Он не забывал семьи, посылал шоколад, колбасу, мыло; аккуратно через день писал Герте и в конце каждого письма ставил: «Тысяча поцелуев».
Ему нравилась Франция, ее холмы с виноградниками, готика церквей, узкие крутые улицы со ступенями, наглухо закрытые ставни домов, женщины в черном, звонкая речь, меткость выражений, живость глаз. Он чувствовал себя туристом, освобожденным от скучной обязанности на каждом шагу вытаскивать бумажник. Знание языка облегчало ему жизнь; он подчеркивал, что понимает и любит эту страну. Когда он замечал в глазах или в голосе недоброжелательство, он дружелюбно говорил: «Вы не должны на меня сердиться, я здесь не по своей воле. Война ужасная вещь!..» Бывало это не часто, и Келлер считал, что французы, хотя они и стеснены присутствием иностранных гарнизонов, не питают к немцам никакой неприязни.
Две недели он не видел Мими, скучал и злился. Наконец она пришла. Он заметил на ее теле синяки.
— Что это?
— Упала.
— Ты врешь и притом глупо…
— А ты не приставай. Тебя это не касается…

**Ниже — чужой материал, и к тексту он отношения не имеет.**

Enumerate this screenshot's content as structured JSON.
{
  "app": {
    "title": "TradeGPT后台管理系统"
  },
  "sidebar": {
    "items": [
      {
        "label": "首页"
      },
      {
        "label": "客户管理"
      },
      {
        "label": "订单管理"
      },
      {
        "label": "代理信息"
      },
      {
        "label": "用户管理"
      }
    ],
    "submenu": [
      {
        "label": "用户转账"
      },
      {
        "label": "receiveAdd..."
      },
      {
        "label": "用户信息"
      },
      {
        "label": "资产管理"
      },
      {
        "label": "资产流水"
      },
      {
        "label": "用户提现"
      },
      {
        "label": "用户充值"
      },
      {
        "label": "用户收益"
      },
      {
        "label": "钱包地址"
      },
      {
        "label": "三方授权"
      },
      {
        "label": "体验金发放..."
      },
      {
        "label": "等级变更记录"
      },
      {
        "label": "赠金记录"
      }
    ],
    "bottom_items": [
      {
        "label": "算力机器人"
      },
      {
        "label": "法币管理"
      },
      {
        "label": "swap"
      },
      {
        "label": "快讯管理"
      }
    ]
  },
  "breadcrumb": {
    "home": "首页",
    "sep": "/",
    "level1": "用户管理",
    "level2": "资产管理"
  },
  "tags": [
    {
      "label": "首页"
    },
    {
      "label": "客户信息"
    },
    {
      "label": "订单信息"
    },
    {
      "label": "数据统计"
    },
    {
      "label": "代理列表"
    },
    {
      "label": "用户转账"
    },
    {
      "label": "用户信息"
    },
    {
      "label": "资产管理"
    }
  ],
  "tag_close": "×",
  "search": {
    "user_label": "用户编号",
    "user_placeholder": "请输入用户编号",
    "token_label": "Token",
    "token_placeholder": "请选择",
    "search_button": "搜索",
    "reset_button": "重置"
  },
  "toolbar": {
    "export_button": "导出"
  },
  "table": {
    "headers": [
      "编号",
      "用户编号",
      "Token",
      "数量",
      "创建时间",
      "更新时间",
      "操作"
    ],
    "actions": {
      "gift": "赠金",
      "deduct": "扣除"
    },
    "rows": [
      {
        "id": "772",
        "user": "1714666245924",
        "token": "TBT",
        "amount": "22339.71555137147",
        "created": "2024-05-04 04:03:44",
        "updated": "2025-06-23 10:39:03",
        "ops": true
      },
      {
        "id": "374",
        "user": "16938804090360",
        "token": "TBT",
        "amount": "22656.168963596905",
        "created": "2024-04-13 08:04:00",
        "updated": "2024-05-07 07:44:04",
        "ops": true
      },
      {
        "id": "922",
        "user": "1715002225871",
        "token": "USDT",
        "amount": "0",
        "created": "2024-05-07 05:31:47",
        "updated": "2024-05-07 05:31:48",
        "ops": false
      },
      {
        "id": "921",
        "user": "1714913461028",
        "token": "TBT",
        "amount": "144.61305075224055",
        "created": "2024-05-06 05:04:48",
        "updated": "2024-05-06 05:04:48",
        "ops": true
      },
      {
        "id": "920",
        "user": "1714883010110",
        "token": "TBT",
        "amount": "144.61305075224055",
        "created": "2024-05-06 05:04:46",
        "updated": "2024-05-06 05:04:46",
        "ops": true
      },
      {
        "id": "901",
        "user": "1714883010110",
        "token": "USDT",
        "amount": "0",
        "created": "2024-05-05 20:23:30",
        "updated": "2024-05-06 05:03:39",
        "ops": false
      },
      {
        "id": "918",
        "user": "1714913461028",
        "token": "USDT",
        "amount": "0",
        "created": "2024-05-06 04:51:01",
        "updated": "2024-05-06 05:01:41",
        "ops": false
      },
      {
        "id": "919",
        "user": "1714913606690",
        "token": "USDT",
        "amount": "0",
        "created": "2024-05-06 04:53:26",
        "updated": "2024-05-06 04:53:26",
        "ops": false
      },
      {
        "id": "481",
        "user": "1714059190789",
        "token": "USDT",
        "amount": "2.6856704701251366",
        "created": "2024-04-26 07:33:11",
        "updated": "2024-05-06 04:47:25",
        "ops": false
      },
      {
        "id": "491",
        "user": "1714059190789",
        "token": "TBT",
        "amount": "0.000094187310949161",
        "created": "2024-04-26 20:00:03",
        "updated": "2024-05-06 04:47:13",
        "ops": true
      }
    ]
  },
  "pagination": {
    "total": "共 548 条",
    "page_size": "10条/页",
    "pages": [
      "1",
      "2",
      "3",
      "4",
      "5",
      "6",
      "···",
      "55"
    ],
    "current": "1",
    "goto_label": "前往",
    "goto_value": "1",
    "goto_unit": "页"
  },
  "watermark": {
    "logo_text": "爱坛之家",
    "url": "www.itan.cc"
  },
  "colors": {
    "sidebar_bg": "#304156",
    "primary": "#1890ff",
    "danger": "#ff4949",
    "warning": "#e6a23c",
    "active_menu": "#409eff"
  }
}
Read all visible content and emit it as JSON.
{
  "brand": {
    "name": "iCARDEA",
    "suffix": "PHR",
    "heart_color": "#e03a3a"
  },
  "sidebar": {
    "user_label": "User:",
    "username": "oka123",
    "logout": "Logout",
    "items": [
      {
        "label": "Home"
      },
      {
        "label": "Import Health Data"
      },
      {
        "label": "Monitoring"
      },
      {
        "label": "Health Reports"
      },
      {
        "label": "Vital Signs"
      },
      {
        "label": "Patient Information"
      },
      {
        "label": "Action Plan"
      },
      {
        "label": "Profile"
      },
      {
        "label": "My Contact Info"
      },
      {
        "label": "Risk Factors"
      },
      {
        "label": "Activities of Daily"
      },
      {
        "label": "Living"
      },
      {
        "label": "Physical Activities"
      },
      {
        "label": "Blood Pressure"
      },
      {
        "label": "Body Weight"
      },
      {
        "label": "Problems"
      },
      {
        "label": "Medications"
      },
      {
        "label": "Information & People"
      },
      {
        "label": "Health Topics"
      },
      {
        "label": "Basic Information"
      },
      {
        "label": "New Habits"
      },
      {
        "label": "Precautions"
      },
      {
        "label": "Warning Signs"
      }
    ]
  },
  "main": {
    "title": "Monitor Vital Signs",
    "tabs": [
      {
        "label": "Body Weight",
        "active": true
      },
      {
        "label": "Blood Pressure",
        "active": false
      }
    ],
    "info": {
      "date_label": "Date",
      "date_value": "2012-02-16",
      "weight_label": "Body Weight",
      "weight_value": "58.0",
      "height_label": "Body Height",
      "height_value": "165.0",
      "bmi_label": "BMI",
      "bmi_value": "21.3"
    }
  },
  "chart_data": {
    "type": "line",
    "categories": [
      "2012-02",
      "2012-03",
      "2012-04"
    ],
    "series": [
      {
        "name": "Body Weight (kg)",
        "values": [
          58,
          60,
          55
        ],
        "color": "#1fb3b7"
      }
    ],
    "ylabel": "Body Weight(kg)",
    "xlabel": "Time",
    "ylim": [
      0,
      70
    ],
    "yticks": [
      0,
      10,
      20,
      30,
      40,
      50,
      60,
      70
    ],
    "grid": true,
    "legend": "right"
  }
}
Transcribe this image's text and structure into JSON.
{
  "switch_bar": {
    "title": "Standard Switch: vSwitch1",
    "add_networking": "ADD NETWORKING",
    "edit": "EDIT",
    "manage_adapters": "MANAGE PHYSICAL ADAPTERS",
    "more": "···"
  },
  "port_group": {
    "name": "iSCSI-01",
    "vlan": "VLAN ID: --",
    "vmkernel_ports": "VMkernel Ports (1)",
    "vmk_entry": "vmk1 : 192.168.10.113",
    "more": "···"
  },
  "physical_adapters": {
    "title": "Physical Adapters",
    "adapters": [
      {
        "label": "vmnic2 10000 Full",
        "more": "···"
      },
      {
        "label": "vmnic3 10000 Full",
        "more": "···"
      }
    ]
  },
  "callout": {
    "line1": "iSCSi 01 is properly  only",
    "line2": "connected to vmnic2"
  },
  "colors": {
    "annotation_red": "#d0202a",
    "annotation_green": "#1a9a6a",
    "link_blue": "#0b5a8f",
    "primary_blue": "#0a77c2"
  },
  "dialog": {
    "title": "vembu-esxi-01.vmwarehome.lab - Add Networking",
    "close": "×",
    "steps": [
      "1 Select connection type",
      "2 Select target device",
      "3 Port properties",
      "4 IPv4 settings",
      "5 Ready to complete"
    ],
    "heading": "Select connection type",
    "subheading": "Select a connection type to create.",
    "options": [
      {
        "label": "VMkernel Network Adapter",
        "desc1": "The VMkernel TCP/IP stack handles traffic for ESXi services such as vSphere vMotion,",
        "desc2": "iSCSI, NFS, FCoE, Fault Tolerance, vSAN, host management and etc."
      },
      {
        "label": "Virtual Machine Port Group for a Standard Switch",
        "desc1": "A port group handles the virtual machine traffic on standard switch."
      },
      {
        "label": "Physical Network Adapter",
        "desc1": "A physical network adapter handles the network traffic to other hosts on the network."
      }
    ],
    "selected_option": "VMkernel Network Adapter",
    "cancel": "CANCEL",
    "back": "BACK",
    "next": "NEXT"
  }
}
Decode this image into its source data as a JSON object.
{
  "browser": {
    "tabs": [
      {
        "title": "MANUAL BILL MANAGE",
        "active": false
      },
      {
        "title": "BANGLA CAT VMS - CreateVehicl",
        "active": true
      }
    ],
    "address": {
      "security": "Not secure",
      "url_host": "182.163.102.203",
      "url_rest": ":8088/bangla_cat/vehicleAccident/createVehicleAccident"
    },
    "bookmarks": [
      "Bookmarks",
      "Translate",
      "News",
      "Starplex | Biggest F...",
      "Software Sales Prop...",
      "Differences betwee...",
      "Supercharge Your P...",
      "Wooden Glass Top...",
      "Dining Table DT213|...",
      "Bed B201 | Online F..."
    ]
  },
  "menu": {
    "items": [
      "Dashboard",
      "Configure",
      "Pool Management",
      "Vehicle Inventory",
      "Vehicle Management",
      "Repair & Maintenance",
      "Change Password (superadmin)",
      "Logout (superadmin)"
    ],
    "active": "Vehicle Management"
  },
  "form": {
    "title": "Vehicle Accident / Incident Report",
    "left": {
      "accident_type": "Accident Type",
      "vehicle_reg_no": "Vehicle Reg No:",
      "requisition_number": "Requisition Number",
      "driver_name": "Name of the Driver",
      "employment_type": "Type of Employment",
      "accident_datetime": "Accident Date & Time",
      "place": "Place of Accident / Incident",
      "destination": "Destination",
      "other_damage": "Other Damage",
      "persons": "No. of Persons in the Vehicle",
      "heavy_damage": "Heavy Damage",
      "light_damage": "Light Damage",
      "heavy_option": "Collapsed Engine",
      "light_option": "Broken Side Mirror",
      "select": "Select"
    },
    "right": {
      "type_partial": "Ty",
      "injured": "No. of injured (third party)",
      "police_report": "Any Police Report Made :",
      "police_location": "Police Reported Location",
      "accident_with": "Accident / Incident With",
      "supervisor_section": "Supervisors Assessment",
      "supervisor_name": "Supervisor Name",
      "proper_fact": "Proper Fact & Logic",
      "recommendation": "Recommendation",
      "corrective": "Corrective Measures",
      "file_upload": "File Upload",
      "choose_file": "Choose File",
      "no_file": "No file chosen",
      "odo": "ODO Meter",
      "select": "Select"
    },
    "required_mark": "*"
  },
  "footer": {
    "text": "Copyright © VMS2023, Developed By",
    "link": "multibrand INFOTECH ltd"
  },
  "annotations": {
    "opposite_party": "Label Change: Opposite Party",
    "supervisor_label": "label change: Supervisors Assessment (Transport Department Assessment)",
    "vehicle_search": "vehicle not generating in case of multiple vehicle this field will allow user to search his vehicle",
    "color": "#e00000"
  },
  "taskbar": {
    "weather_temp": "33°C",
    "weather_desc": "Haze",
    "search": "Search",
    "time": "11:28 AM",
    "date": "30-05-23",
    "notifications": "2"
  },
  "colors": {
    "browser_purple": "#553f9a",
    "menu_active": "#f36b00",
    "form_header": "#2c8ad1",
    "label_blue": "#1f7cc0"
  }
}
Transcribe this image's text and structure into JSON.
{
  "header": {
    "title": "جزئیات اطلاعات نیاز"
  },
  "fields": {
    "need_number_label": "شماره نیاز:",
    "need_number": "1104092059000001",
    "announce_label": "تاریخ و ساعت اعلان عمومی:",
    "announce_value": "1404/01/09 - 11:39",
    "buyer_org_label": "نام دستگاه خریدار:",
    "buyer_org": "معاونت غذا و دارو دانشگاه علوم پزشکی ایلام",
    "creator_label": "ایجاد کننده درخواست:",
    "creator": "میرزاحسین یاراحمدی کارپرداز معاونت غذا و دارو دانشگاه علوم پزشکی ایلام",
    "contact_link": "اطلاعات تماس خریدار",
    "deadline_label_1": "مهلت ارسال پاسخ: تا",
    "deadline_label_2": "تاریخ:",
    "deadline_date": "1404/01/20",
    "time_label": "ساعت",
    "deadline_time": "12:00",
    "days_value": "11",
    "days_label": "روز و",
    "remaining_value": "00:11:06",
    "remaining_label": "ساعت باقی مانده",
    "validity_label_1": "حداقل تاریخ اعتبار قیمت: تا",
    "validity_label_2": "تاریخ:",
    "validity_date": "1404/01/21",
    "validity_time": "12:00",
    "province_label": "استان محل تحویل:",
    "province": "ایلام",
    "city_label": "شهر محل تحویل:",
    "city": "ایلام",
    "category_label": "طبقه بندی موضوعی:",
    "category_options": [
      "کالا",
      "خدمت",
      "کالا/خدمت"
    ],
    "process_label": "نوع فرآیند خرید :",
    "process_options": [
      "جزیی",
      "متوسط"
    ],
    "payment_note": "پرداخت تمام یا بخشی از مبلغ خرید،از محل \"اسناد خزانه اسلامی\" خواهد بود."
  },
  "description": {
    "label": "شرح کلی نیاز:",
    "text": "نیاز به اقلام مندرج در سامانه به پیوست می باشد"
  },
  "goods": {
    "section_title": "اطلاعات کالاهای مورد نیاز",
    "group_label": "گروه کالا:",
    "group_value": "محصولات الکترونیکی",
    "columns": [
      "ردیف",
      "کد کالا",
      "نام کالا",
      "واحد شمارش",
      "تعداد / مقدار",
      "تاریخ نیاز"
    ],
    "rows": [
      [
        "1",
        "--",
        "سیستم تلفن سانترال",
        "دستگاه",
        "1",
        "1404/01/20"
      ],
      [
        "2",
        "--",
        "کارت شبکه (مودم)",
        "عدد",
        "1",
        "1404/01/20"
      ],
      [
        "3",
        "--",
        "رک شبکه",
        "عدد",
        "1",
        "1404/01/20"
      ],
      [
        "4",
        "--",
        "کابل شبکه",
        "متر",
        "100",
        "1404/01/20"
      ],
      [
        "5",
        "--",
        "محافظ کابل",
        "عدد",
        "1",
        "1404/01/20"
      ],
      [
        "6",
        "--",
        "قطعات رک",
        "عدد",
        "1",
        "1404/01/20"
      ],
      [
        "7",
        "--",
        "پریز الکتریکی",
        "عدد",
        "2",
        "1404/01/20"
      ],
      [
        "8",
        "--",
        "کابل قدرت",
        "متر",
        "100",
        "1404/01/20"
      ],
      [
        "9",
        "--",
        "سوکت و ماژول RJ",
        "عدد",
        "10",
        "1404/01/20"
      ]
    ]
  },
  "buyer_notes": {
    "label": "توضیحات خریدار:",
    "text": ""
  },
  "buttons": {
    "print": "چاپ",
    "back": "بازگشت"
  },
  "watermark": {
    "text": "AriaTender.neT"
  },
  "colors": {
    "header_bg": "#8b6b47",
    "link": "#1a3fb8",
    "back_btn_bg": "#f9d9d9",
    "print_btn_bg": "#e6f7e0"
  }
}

Он понял, что глупо устраивать сцену ревности; да и был он в благодушном настроении. Насытившись поцелуями, он хотел поговорить, подумать вслух. Конечно, Мими плохой собеседник… Но она рядом, а приятелей у него нет, товарищи спят, пьянствуют или, как он, пропадают у девушек.
— Я к тебе привязался, Мими, а ведь ты — настоящая француженка. Удивительно, как эта война сблизила всех! В моей роте славные ребята, они не имели никакого представления о Франции, а теперь говорят: «Хорошие люди и живут хорошо…» Конечно, бывают трения, мы ведь непрошенные гости… Но, по-моему, и французы нас поняли, даже полюбили. Ты встречаешься с разными людьми, интересно, что говорят в городе?
Мими громко засмеялась.
— Меня так излупили, что еле домой добралась.
— Кто?
— Не знаю кто… Французы.
— Ничего не понимаю… За что?
— А я понимаю… Я тебя люблю, но я знаю, что это — огромное свинство. Когда вы отсюда уберетесь, меня прирежут, можешь быть уверен…
Келлер подумал: все-таки в них много коварства. Улыбаются, а за спиной… Герта права — я чересчур наивен.
Он зашел в незнакомое кафе, у стойки выпил большой стакан коньяку. Ему было очень тоскливо, а, будучи человеком уравновешенным, он плохо переносил редкие приступы душевного смятения. Ему хотелось поговорить, объяснить, что он любит Францию, обличить скрытых врагов. На беду, в кафе никого не было, кроме старичка, бедно, но опрятно одетого, с ленточкой в петлице — отставной профессор лицея или общипанный войною рантье?.. Келлер попробовал заговорить с толстой, сонной хозяйкой:
— Хороший вечер, сударыня, настоящая весна.
— Неудивительно, сударь, ведь конец мая…
— Может быть, вы закрываете и я вас задерживаю?
— Нет, сударь, у вас еще час времени.
Она вышла в заднюю комнату. Старичок приветливо улыбался. Келлер подошел к нему, вежливо спросил:
— Разрешите подсесть?
Старичок не ответил; это вывело Келлера из себя; в его дальнейшем поведении сказались и разговор с Мими и коньяк. Он сел верхом на стул, широко расставил ноги.
— Вы что, разговаривать не хотите?
Старичок по-прежнему молча улыбался.
— Пора бросить эти повадки! Я вас заставлю разговаривать… И напрасно вы улыбаетесь. Верден — это древняя история, а я видел, как ваши генералы сдавались. Вы, что же, думаете сразить меня молчанием? Это хамство!..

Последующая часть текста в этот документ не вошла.